A metà aprile, nel cortile del Tempio di Jokhang a Lhasa, era cominciato l’esame annuale per accedere al Geshe Lharampa: il massimo grado accademico del Buddhismo tibetano, riservato ai religiosi ed equivalente a un Dottorato in istruzione superiore. Ebbene, dopo 10 giorni di scritti alternati alle sessioni di dibattito pubblico sul Dharma, valutati anche dai propri abati, 13 di loro sono stati premiati. In testa alla classifica, un monaco 42enne – arrivato dal monastero Yendum della città di Chamdo dopo ben 29 anni di preparazione.

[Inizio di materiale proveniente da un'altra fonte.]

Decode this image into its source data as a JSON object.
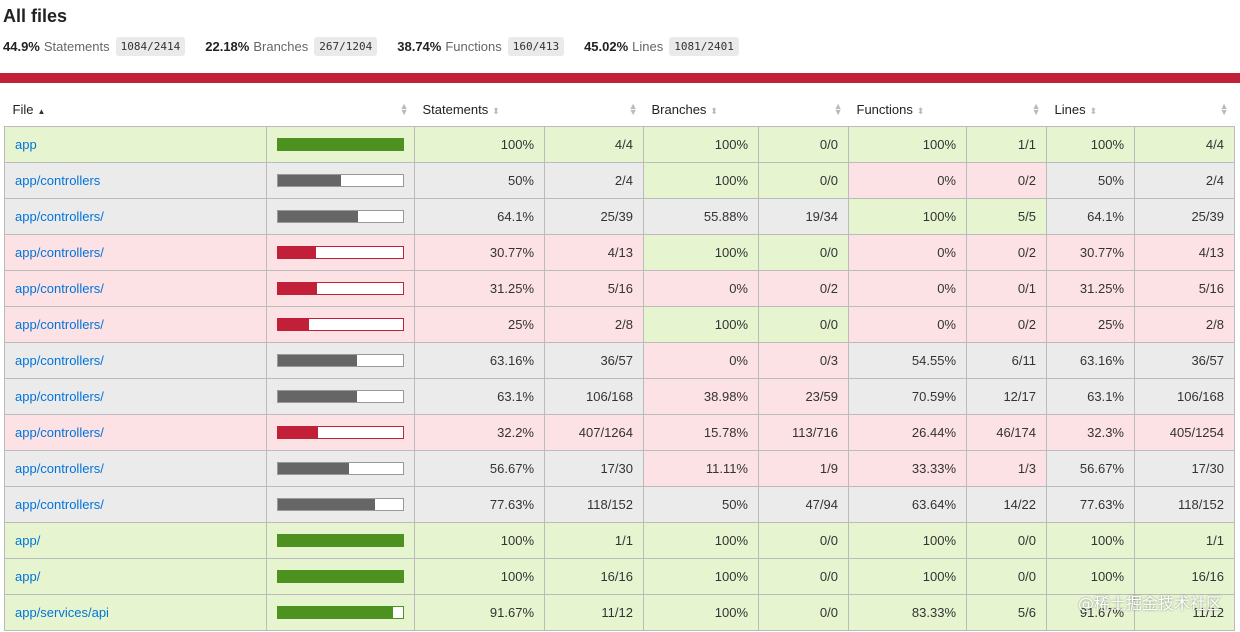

Perché “Ge-she” segna una tradizione risalente a 900 anni fa e significa “virtù-sapere”, mentre “Lharampa” designa da 400 anni il più alto dei 4 livelli del sistema di laurea che regola gli insegnamenti esoterici della Scuola Gelug. I candidati, mediamente 45enni e provenienti anche dalla provincia dello Yunnan, si sono infatti confrontati dopo almeno 15 anni di studio dei ‘Cinque Grandi Testi Canonici’ indiani alla radice del Buddhismo tibetano (Abhidharma, Prajñāpāramitā, Madhyamaka, Pramana e Vinaya). E, questo, perché il grado di Geshe è un onore sacro e quindi l’aspirazione di una vita – tant’è che, assieme alle reincarnazioni dei Buddha viventi, questo titolo accademico è uno dei pilastri dell’impianto filosofico-spirituale dell’Altopiano, della sua continuazione e della sua fioritura.

Negli ultimi 20 anni, circa 202 monaci hanno raggiunto il Dottorato – nel frattempo reso disponibile (con il nome Geshema) anche alle suore grazie alla prima donna in assoluto a ottenere il titolo: Kelsang Wangmo. Di origine tedesca e cattolica, ordinata suora tibetana nel 1991, studiosa degli argomenti richiesti per 17 anni, docente di filosofia buddhista a Dharamsala dal 2004 e premiata con il Geshe nel 2011.
Un’eccezione dalla regola plurisecolare, determinata delle sue evidenti capacità e che, solo un anno dopo, avrebbe aperto il sistema alle altre monache meritevoli, da allora dottorate a centinaia. Una riforma davvero rivoluzionaria, che ha inserito in un sistema tradizionalmente maschile la più equa uguaglianza di genere e di opportunità – ruoli accademici e di leadership inclusi.

Tradizione e vitalità, dunque. Che, con ogni generazione e differenza, donano nuova linfa e nuova vita a una delle più antiche sapienze al mondo. Curata, protetta e portata avanti in tutte le sue espressioni, scritture e rituali compresi.